Alvarez’s ineffective assistance of counsel claim fails. We require an alien who argues ineffective assistance of counsel in removal proceedings to exhaust his administrative remedies by first presenting the issue to the BIA in a motion to reopen. Ontiveros-Lopez v. INS, 213 F.3d 1121, 1124 (9th Cir.2000). Alvarez did not exhaust his administrative remedies by filing a motion to reopen with the BIA, and therefore we can not consider his claim.

II. Proof of Conviction

Alvarez argues that he was not convicted of a firearm offense, and therefore, that he is not removable because there is no other basis upon which the INS sought to remove him. We need not consider this question because Alvarez waived his claim that there was insufficient evidence of his firearm conviction by failing to raise the issue before the BIA. Because Alvarez failed to exhaust his administrative remedies with respect to this claim, we cannot consider this claim either.

III. Alvarez’s Eligibility for INA § 212(c) Relief

In INS v. St. Cyr, 533 U.S. 289, 325-26, 121 S.Ct. 2271, 150 L.Ed.2d 347 (2001), the Supreme Court held impermissible the retroactive application of the AEDPA and the *599Illegal Immigration Reform and Immigrant Responsibility Act of 1996, Pub. L. No. 104-208, 100 Stat. 3009, to aliens who pled guilty before the effective dates of the Acts and would have been eligible for § 212(c) relief on the date of their plea. Alvarez asks this court to extend St. Cyr to aliens, like himself, who pled not guilty and proceeded to trial. This court, however, has already considered and rejected this argument. Armendariz-Montoya v. Sonchik, 291 F.3d 1116, 1119 (9th Cir. 2002); see also Kelava v. Gonzales, 410 F.3d 625, 629 (9th Cir.2005).
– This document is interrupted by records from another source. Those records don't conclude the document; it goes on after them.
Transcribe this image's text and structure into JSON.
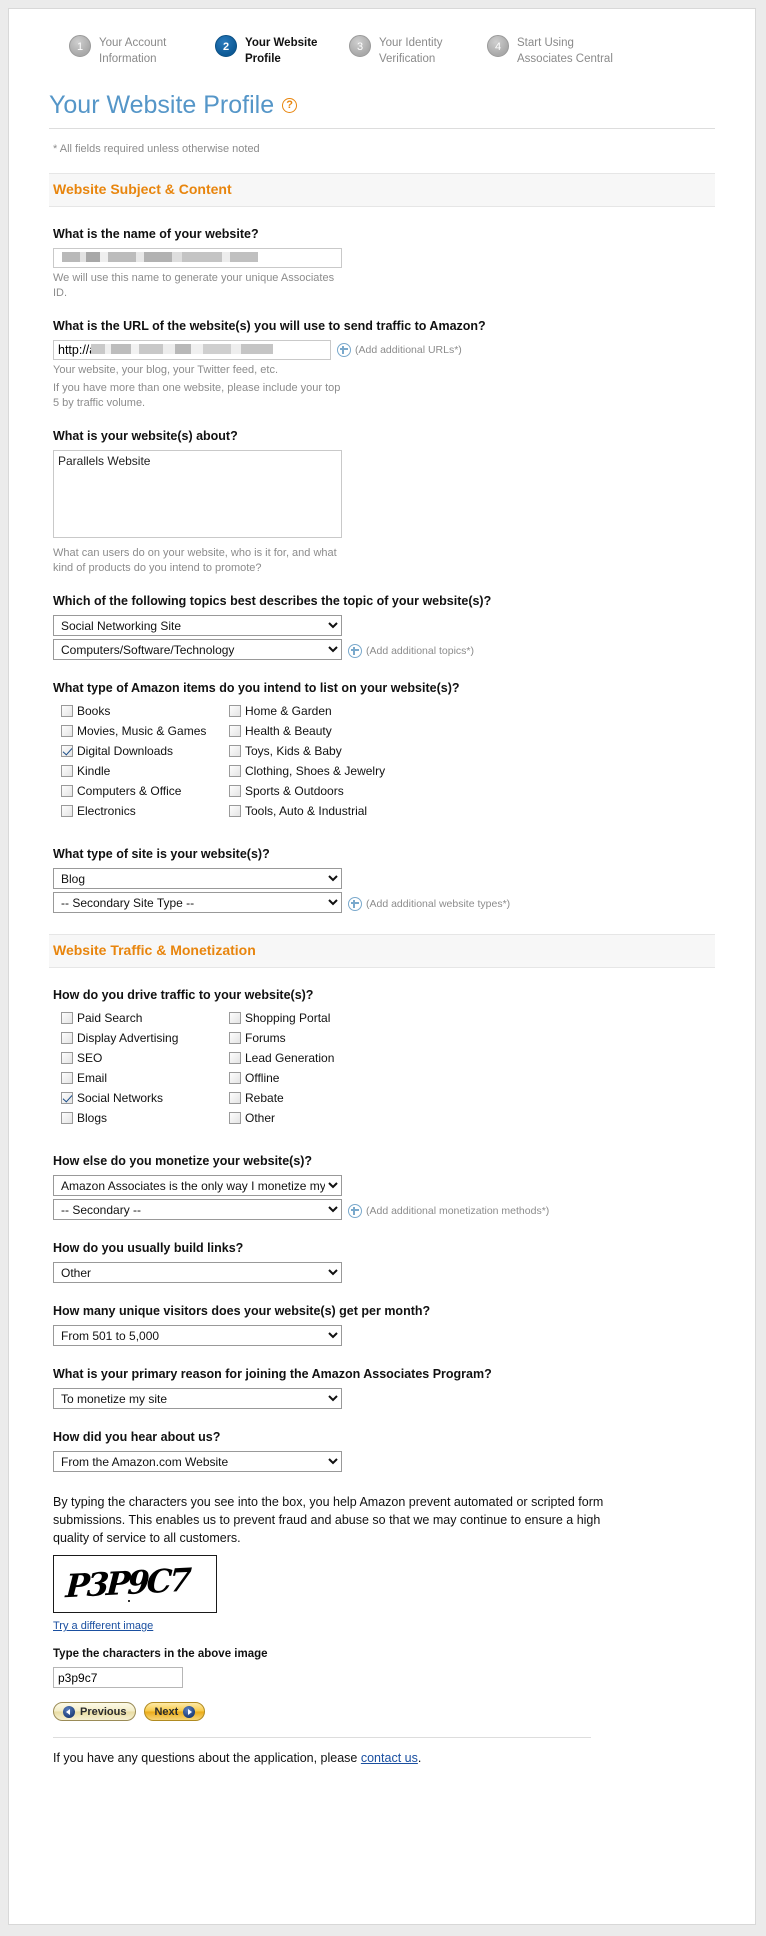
{
  "steps": [
    {
      "num": "1",
      "label": "Your Account Information",
      "active": false
    },
    {
      "num": "2",
      "label": "Your Website Profile",
      "active": true
    },
    {
      "num": "3",
      "label": "Your Identity Verification",
      "active": false
    },
    {
      "num": "4",
      "label": "Start Using Associates Central",
      "active": false
    }
  ],
  "page": {
    "title": "Your Website Profile",
    "help_icon": "?",
    "required_note": "* All fields required unless otherwise noted"
  },
  "section1": {
    "title": "Website Subject & Content",
    "name_question": "What is the name of your website?",
    "name_value": "",
    "name_hint": "We will use this name to generate your unique Associates ID.",
    "url_question": "What is the URL of the website(s) you will use to send traffic to Amazon?",
    "url_prefix": "http://a",
    "url_suffix": "/",
    "url_add_label": "(Add additional URLs*)",
    "url_hint_line1": "Your website, your blog, your Twitter feed, etc.",
    "url_hint_line2": "If you have more than one website, please include your top 5 by traffic volume.",
    "about_question": "What is your website(s) about?",
    "about_value": "Parallels Website",
    "about_hint": "What can users do on your website, who is it for, and what kind of products do you intend to promote?",
    "topics_question": "Which of the following topics best describes the topic of your website(s)?",
    "topic_primary": "Social Networking Site",
    "topic_secondary": "Computers/Software/Technology",
    "topics_add_label": "(Add additional topics*)",
    "items_question": "What type of Amazon items do you intend to list on your website(s)?",
    "items_left": [
      {
        "label": "Books",
        "checked": false
      },
      {
        "label": "Movies, Music & Games",
        "checked": false
      },
      {
        "label": "Digital Downloads",
        "checked": true
      },
      {
        "label": "Kindle",
        "checked": false
      },
      {
        "label": "Computers & Office",
        "checked": false
      },
      {
        "label": "Electronics",
        "checked": false
      }
    ],
    "items_right": [
      {
        "label": "Home & Garden",
        "checked": false
      },
      {
        "label": "Health & Beauty",
        "checked": false
      },
      {
        "label": "Toys, Kids & Baby",
        "checked": false
      },
      {
        "label": "Clothing, Shoes & Jewelry",
        "checked": false
      },
      {
        "label": "Sports & Outdoors",
        "checked": false
      },
      {
        "label": "Tools, Auto & Industrial",
        "checked": false
      }
    ],
    "sitetype_question": "What type of site is your website(s)?",
    "sitetype_primary": "Blog",
    "sitetype_secondary": "-- Secondary Site Type --",
    "sitetype_add_label": "(Add additional website types*)"
  },
  "section2": {
    "title": "Website Traffic & Monetization",
    "traffic_question": "How do you drive traffic to your website(s)?",
    "traffic_left": [
      {
        "label": "Paid Search",
        "checked": false
      },
      {
        "label": "Display Advertising",
        "checked": false
      },
      {
        "label": "SEO",
        "checked": false
      },
      {
        "label": "Email",
        "checked": false
      },
      {
        "label": "Social Networks",
        "checked": true
      },
      {
        "label": "Blogs",
        "checked": false
      }
    ],
    "traffic_right": [
      {
        "label": "Shopping Portal",
        "checked": false
      },
      {
        "label": "Forums",
        "checked": false
      },
      {
        "label": "Lead Generation",
        "checked": false
      },
      {
        "label": "Offline",
        "checked": false
      },
      {
        "label": "Rebate",
        "checked": false
      },
      {
        "label": "Other",
        "checked": false
      }
    ],
    "monetize_question": "How else do you monetize your website(s)?",
    "monetize_primary": "Amazon Associates is the only way I monetize my si",
    "monetize_secondary": "-- Secondary --",
    "monetize_add_label": "(Add additional monetization methods*)",
    "links_question": "How do you usually build links?",
    "links_value": "Other",
    "visitors_question": "How many unique visitors does your website(s) get per month?",
    "visitors_value": "From 501 to 5,000",
    "reason_question": "What is your primary reason for joining the Amazon Associates Program?",
    "reason_value": "To monetize my site",
    "hear_question": "How did you hear about us?",
    "hear_value": "From the Amazon.com Website"
  },
  "captcha": {
    "description": "By typing the characters you see into the box, you help Amazon prevent automated or scripted form submissions. This enables us to prevent fraud and abuse so that we may continue to ensure a high quality of service to all customers.",
    "image_text": "P3P9C7",
    "try_different": "Try a different image",
    "type_label": "Type the characters in the above image",
    "input_value": "p3p9c7"
  },
  "buttons": {
    "previous": "Previous",
    "next": "Next"
  },
  "footer": {
    "text_before": "If you have any questions about the application, please ",
    "link": "contact us",
    "text_after": "."
  }
}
Because Armendariz-Montoya makes clear that Alvarez is ineligible for relief if he was convicted of assault with a firearm, the panel need not consider Alvarez’s arguments that applying AEDPA’s restrictions on § 212(c) relief to him would violate equal protection.

Petition dismissed in part, and denied in part.
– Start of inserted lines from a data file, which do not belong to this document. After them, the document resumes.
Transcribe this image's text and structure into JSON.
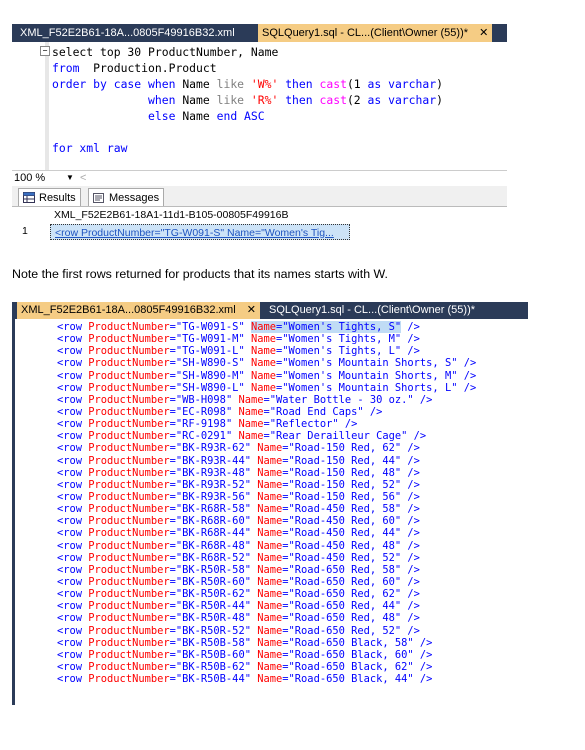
{
  "query_window": {
    "tabs": [
      {
        "label": "XML_F52E2B61-18A...0805F49916B32.xml",
        "active": false
      },
      {
        "label": "SQLQuery1.sql - CL...(Client\\Owner (55))*",
        "active": true
      }
    ],
    "close_glyph": "✕",
    "collapse_glyph": "−",
    "code_lines": [
      [
        {
          "t": "select top 30 ProductNumber, Name",
          "c": ""
        }
      ],
      [
        {
          "t": "from  ",
          "c": "kw"
        },
        {
          "t": "Production.Product",
          "c": ""
        }
      ],
      [
        {
          "t": "order by case when ",
          "c": "kw"
        },
        {
          "t": "Name ",
          "c": ""
        },
        {
          "t": "like ",
          "c": "gr"
        },
        {
          "t": "'W%'",
          "c": "str"
        },
        {
          "t": " then ",
          "c": "kw"
        },
        {
          "t": "cast",
          "c": "fn"
        },
        {
          "t": "(1 ",
          "c": ""
        },
        {
          "t": "as varchar",
          "c": "kw"
        },
        {
          "t": ")",
          "c": ""
        }
      ],
      [
        {
          "t": "              when ",
          "c": "kw"
        },
        {
          "t": "Name ",
          "c": ""
        },
        {
          "t": "like ",
          "c": "gr"
        },
        {
          "t": "'R%'",
          "c": "str"
        },
        {
          "t": " then ",
          "c": "kw"
        },
        {
          "t": "cast",
          "c": "fn"
        },
        {
          "t": "(2 ",
          "c": ""
        },
        {
          "t": "as varchar",
          "c": "kw"
        },
        {
          "t": ")",
          "c": ""
        }
      ],
      [
        {
          "t": "              else ",
          "c": "kw"
        },
        {
          "t": "Name ",
          "c": ""
        },
        {
          "t": "end ASC",
          "c": "kw"
        }
      ],
      [
        {
          "t": "",
          "c": ""
        }
      ],
      [
        {
          "t": "for xml raw",
          "c": "kw"
        }
      ]
    ],
    "zoom_value": "100 %",
    "zoom_dropdown_glyph": "▼",
    "zoom_left_glyph": "<",
    "result_tabs": [
      {
        "label": "Results",
        "icon": "grid-icon"
      },
      {
        "label": "Messages",
        "icon": "messages-icon"
      }
    ],
    "grid_header": "XML_F52E2B61-18A1-11d1-B105-00805F49916B",
    "grid_row_number": "1",
    "grid_cell": "<row ProductNumber=\"TG-W091-S\" Name=\"Women's Tig..."
  },
  "note_text": "Note the first rows returned for products that its names starts with W.",
  "xml_window": {
    "tabs": [
      {
        "label": "XML_F52E2B61-18A...0805F49916B32.xml",
        "active": true
      },
      {
        "label": "SQLQuery1.sql - CL...(Client\\Owner (55))*",
        "active": false
      }
    ],
    "close_glyph": "✕",
    "rows": [
      {
        "pn": "TG-W091-S",
        "name": "Women's Tights, S"
      },
      {
        "pn": "TG-W091-M",
        "name": "Women's Tights, M"
      },
      {
        "pn": "TG-W091-L",
        "name": "Women's Tights, L"
      },
      {
        "pn": "SH-W890-S",
        "name": "Women's Mountain Shorts, S"
      },
      {
        "pn": "SH-W890-M",
        "name": "Women's Mountain Shorts, M"
      },
      {
        "pn": "SH-W890-L",
        "name": "Women's Mountain Shorts, L"
      },
      {
        "pn": "WB-H098",
        "name": "Water Bottle - 30 oz."
      },
      {
        "pn": "EC-R098",
        "name": "Road End Caps"
      },
      {
        "pn": "RF-9198",
        "name": "Reflector"
      },
      {
        "pn": "RC-0291",
        "name": "Rear Derailleur Cage"
      },
      {
        "pn": "BK-R93R-62",
        "name": "Road-150 Red, 62"
      },
      {
        "pn": "BK-R93R-44",
        "name": "Road-150 Red, 44"
      },
      {
        "pn": "BK-R93R-48",
        "name": "Road-150 Red, 48"
      },
      {
        "pn": "BK-R93R-52",
        "name": "Road-150 Red, 52"
      },
      {
        "pn": "BK-R93R-56",
        "name": "Road-150 Red, 56"
      },
      {
        "pn": "BK-R68R-58",
        "name": "Road-450 Red, 58"
      },
      {
        "pn": "BK-R68R-60",
        "name": "Road-450 Red, 60"
      },
      {
        "pn": "BK-R68R-44",
        "name": "Road-450 Red, 44"
      },
      {
        "pn": "BK-R68R-48",
        "name": "Road-450 Red, 48"
      },
      {
        "pn": "BK-R68R-52",
        "name": "Road-450 Red, 52"
      },
      {
        "pn": "BK-R50R-58",
        "name": "Road-650 Red, 58"
      },
      {
        "pn": "BK-R50R-60",
        "name": "Road-650 Red, 60"
      },
      {
        "pn": "BK-R50R-62",
        "name": "Road-650 Red, 62"
      },
      {
        "pn": "BK-R50R-44",
        "name": "Road-650 Red, 44"
      },
      {
        "pn": "BK-R50R-48",
        "name": "Road-650 Red, 48"
      },
      {
        "pn": "BK-R50R-52",
        "name": "Road-650 Red, 52"
      },
      {
        "pn": "BK-R50B-58",
        "name": "Road-650 Black, 58"
      },
      {
        "pn": "BK-R50B-60",
        "name": "Road-650 Black, 60"
      },
      {
        "pn": "BK-R50B-62",
        "name": "Road-650 Black, 62"
      },
      {
        "pn": "BK-R50B-44",
        "name": "Road-650 Black, 44"
      }
    ]
  },
  "colors": {
    "tab_bar": "#2b3b58",
    "active_tab": "#f5cc84",
    "keyword": "#0000ff",
    "function": "#ff00ff",
    "string": "#ff0000",
    "xml_attr": "#ff0000",
    "xml_tag": "#0000ff",
    "selection": "#c0dcf5"
  }
}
This disposition is not appropriate for publication and may not be cited to or by the courts of this circuit except as provided by 9th Cir. R. 36-3.

. 8 U.S.C. § 1251(a)(2)(C) (1997) read:

Any alien who at any time after entry is convicted under any law of purchasing, selling, offering for sale, exchanging, using, owning, possessing, or carrying, or of attempting or conspiring to purchase, sell, *598offer for sale, exchange, use, own, possess, or carry, any weapon, part, or accessory which is a firearm or destructive device (as defined in section 921(a) of Title 18) in violation of any law is deportable.